翌朝、若い者方(ものがた)より、いひ出して、みな人、和推が心の剛(かう)なりし事を感じけり。
うろたへたらん武士は、及ぶまじき、ふるまひなり。
酒をよく飮みけるが、是等は「上戶(じやうご)の德(とく)」ともいふべし。
韓退之(かんたいし)が文集の中に、厠の神の崇(たたり)にて、厠へ入りし事ありしと覺へぬ。よからぬ【不祥。】[やぶちゃん注:「よからぬ」の傍注。]事なるべし。

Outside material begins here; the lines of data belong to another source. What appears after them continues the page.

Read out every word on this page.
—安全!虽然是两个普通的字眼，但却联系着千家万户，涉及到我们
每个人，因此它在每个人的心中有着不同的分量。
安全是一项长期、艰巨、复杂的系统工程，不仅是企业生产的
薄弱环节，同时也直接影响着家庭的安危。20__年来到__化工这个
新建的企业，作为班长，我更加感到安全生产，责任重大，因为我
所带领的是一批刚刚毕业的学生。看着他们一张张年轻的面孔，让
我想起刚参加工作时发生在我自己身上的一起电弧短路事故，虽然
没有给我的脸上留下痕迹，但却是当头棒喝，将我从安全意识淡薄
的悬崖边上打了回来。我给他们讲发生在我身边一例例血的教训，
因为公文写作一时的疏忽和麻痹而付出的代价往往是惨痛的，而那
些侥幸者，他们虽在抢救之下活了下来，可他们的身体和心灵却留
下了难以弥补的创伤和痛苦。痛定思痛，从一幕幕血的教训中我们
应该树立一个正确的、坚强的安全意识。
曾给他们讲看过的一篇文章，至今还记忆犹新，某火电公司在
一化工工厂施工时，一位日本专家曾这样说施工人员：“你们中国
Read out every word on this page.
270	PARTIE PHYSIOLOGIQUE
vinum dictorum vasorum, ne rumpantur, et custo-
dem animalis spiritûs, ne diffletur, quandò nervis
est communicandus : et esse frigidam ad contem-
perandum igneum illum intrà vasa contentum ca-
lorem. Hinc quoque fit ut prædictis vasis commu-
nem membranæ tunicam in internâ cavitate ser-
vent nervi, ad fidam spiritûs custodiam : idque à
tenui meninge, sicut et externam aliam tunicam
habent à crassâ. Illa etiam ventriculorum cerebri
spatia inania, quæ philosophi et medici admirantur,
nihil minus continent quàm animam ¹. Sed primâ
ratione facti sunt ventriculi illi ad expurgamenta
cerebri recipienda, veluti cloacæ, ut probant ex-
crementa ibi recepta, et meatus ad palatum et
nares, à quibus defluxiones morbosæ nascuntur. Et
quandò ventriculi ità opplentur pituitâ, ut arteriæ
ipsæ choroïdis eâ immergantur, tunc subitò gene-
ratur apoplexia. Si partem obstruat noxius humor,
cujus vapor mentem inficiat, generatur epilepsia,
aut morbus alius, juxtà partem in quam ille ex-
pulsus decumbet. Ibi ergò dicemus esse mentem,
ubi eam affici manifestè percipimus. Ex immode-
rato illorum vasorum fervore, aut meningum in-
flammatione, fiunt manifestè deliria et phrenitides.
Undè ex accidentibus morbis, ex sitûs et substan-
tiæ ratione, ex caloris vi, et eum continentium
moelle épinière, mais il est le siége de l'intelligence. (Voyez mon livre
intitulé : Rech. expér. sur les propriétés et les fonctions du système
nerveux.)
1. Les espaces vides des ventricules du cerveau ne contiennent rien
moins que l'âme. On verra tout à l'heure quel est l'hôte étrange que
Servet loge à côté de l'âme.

[やぶちゃん注:疑似怪談だが、短篇ながら、映像と臭いがよく伝わってくる。
「和推といへる俳諧師」享保年間の江戸の俳諧師に和推(二世調和)が実在する。松尾真知子氏の論文「享保時代の江戸俳壇 和推(二世調和)の動向」(PDF・『国文論叢』一九九四年三月発行所収)参照。
「新吉原」浅草北部にあった遊郭。サイト「錦絵でたのしむ江戸の名所」のこちらによれば、当初は日本橋葺屋町(ふきやちょう)の東側(グーグル・マップ・データ。以下同じ)に開設されたが、明暦二(一六五六)年に移転を命ぜられ、翌年の「明暦の大火」の後、浅草千束村(吉原弁財天本宮をポイントした)へ移った。これ以前を「元吉原」、以後を「新吉原」と呼ぶ。最盛期には三千人の遊女を抱えており、『日本堤から衣紋坂を通り、堤から遊郭が見えないように曲がった五十間道を経て、大門をくぐって入る。日本堤から衣紋坂へと曲がる東角に柳があり、客が振りかえって名残を惜しむ位置にあるために「見返り柳」と呼ばれる。周囲には「御歯黒溝(おはぐろどぶ)」と呼ぶ堀をめぐらし、出入り口は大門一か所として、遊女の脱走を防いだ。中央の大通り「仲之町」には、春には桜を、秋には紅葉を移植するなど、人工的な楽園を演出した』とある。このサイトはヴィジュアルが豊富でとても楽しい。お薦めである。
「法師」僧だったわけでは無論、ない。俳諧師は僧形だったから、かく言ったものである。
「紅がのこ」「紅鹿子」。
「むさき事かな」ここはもろに「きたならしい限りじゃ!」。
「韓退之が文集の中に、厠の神の崇にて、厠へ入りし事ありし」中唐の詩人・思想家で「唐宋八家文」の一人韓愈(七六八年~八二四年)の字(あざな)。儒家でも特に孟子を尊び、道教・仏教を排撃したことで知られ、柳宗元とともに「古文復興運動」に努めた。「厠の神の崇にて、厠へ入りし事ありし」(便槽に落ちたということであろう)という話は知らない。識者のご教授を乞う。